Tangled

Tangled
Tangled
2010Fantasy Comedy ∙ 1h 40min

As a father, one is obligated to occasionally go to the theater to see children’s movies. The ironic thing is that it often becomes the only time that I get to go to the theater. I mean if I have a free night, I’m not going to go sit in the dark not talking to Ms. Hipster for a couple hours. I’m going to eat a good meal, drink lots of drinks and have a hearty conversation and debate with her about the fact that the most efficient meetings tend to only be scheduled for 30 minutes and last 28.

Tangled seemed like the least likely to offend when it came to a weekend jaunt to the movies. I knew it was a play on the Repunzel story, a story with which Hipster Jr. was and is familiar, so I’d hopefully be doing less “translating” during the movie. Granted, in a kid’s movie some talking is accepted, as children (along, it seems, with most women over the age of 65) have trouble following plots and need some explanation to put understanding back on the rails.

That said, it’s still a kid’s movie, so the plot has to remain relatively simple, standard and lesson-filled. This ain’t no Ponyo. In this version of the story, the Repunzel character gets this whole magic flower thing inside her when she’s an infant that makes her hair magic. This old hag figures out her hair is magic and will somehow keep her young if she can posess it. So she kidnaps Repunzel, who is the daughter of the king of the land, and locks her in a tower so she can continuously use the hair to rejuvenate her aging self. Meanwhile every year the king and queen and their happy subjects celebrate (well, not celebrate) the disappearance of the princess. Enter the rapscallion. The thief. The hooligan to come save her from the tower. The cocky douche with a heart of gold who hides behind his bravado, who has met his match in the form of this energetic dynamo.

Basically this dude, Flynn Ryder, stumbles upon the princess purely by accident and a deal is struck after she knocks his ass out. He will show her the world that she’s never seen and she’ll return the tiara that he had stolen and had in his bag when he invaded her tree tower. Let the wackiness and song commence! And God knows Disney loves those road movies (Bolt, anyone?). And they love those redemptive stories of the bad guy going straight and God knows they love those fuckin’ princesses. I don’t know if it’s wrong to cuss in the review of a kids’ movie, but I do know that all of this is kind of wallpaper. For a movie that reportedly cost $260,000,000, not a lot of it shows on screen. Sure, it’s 3D and stuff, but everything is 3D these days. And clearly they didn’t pay the script doctors to craft them something dynamic and original. They honestly fed this one into the plot-o-matic 2000 and hit enter.
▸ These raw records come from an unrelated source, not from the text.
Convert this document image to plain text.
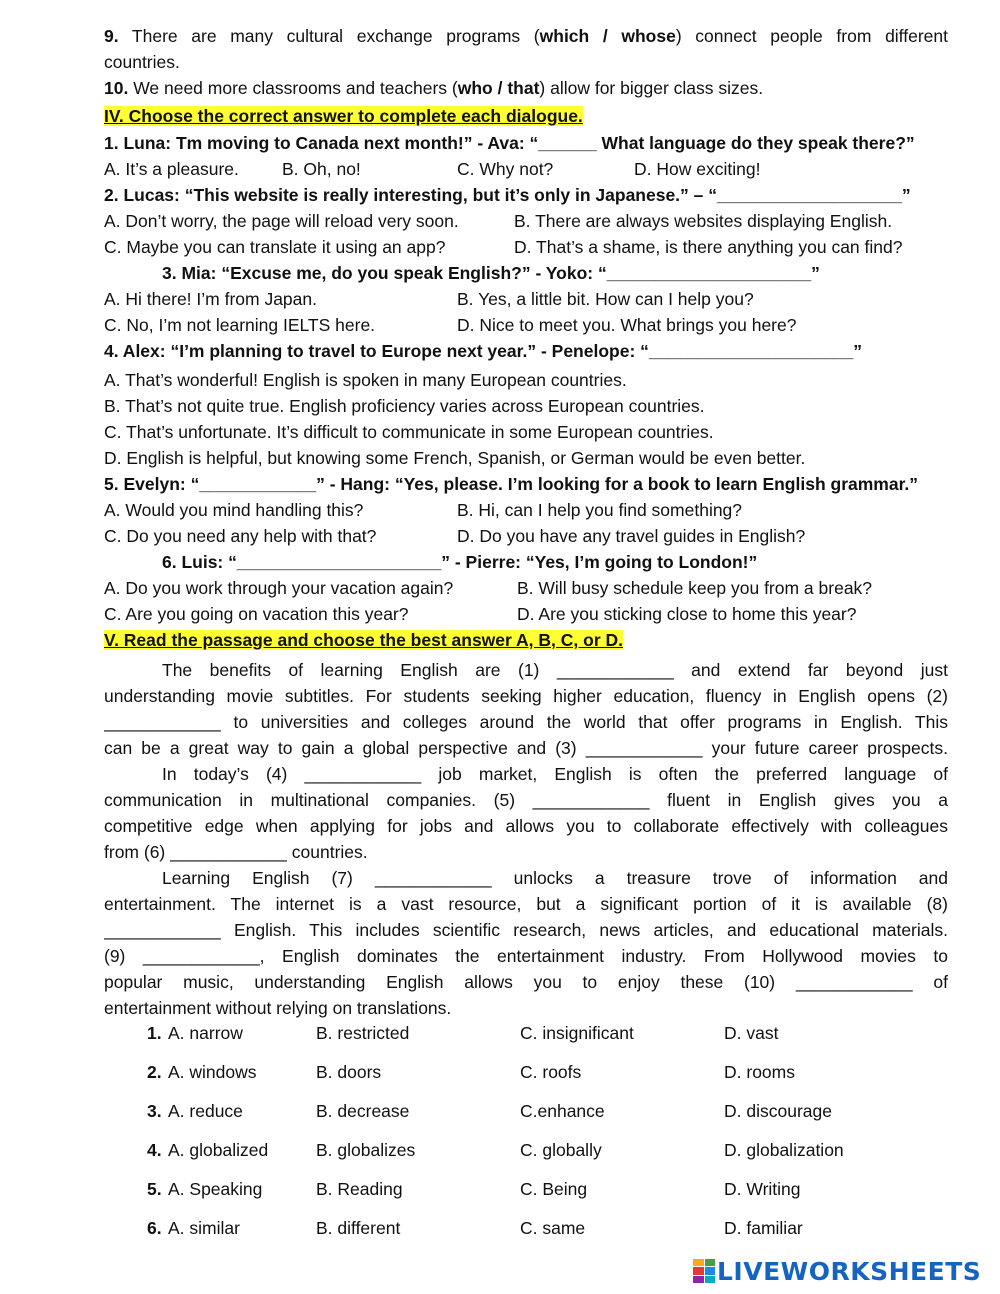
9. There are many cultural exchange programs (which / whose) connect people from different
countries.
10. We need more classrooms and teachers (who / that) allow for bigger class sizes.
IV. Choose the correct answer to complete each dialogue.
1. Luna: Tm moving to Canada next month!” - Ava: “______ What language do they speak there?”
A. It’s a pleasure. B. Oh, no!	C. Why not?	D. How exciting!
2. Lucas: “This website is really interesting, but it’s only in Japanese.” – “___________________”
A. Don’t worry, the page will reload very soon.	B. There are always websites displaying English.
C. Maybe you can translate it using an app?	D. That’s a shame, is there anything you can find?
3. Mia: “Excuse me, do you speak English?” - Yoko: “_____________________”
A. Hi there! I’m from Japan.	B. Yes, a little bit. How can I help you?
C. No, I’m not learning IELTS here.	D. Nice to meet you. What brings you here?
4. Alex: “I’m planning to travel to Europe next year.” - Penelope: “_____________________”
A. That’s wonderful! English is spoken in many European countries.
B. That’s not quite true. English proficiency varies across European countries.
C. That’s unfortunate. It’s difficult to communicate in some European countries.
D. English is helpful, but knowing some French, Spanish, or German would be even better.
5. Evelyn: “____________” - Hang: “Yes, please. I’m looking for a book to learn English grammar.”
A. Would you mind handling this?	B. Hi, can I help you find something?
C. Do you need any help with that?	D. Do you have any travel guides in English?
6. Luis: “_____________________” - Pierre: “Yes, I’m going to London!”
A. Do you work through your vacation again?	B. Will busy schedule keep you from a break?
C. Are you going on vacation this year?	D. Are you sticking close to home this year?
V. Read the passage and choose the best answer A, B, C, or D.
The benefits of learning English are (1) ____________ and extend far beyond just
understanding movie subtitles. For students seeking higher education, fluency in English opens (2)
____________ to universities and colleges around the world that offer programs in English. This
can be a great way to gain a global perspective and (3) ____________ your future career prospects.
In today’s (4) ____________ job market, English is often the preferred language of
communication in multinational companies. (5) ____________ fluent in English gives you a
competitive edge when applying for jobs and allows you to collaborate effectively with colleagues
from (6) ____________ countries.
Learning English (7) ____________ unlocks a treasure trove of information and
entertainment. The internet is a vast resource, but a significant portion of it is available (8)
____________ English. This includes scientific research, news articles, and educational materials.
(9) ____________, English dominates the entertainment industry. From Hollywood movies to
popular music, understanding English allows you to enjoy these (10) ____________ of
entertainment without relying on translations.
1. A. narrow	B. restricted	C. insignificant	D. vast
2. A. windows	B. doors	C. roofs	D. rooms
3. A. reduce	B. decrease	C.enhance	D. discourage
4. A. globalized	B. globalizes	C. globally	D. globalization
5. A. Speaking	B. Reading	C. Being	D. Writing
6. A. similar	B. different	C. same	D. familiar
LIVEWORKSHEETS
It’s not that the characters are terrible or the performances bad, but it just felt too predictable and too paint-by-numbers to make any kind of lasting impression. I’m sure this thing will sell a billion copies on DVD, and every little girl in the world will watch it at slumber parties and whatnot, but kids don’t know shit, do they? I mean, kids love that crap-ass Cars movie, after all.

This leads me to the overall issue with rating young peoples’ movies at all. They’re not really meant for me, so how can I give them like four or five stars? I can appreciate that some movies—even movies like this one—can be good for kids and enjoyable on some level for adults, but it doesn’t mean they’re necessarily good movies.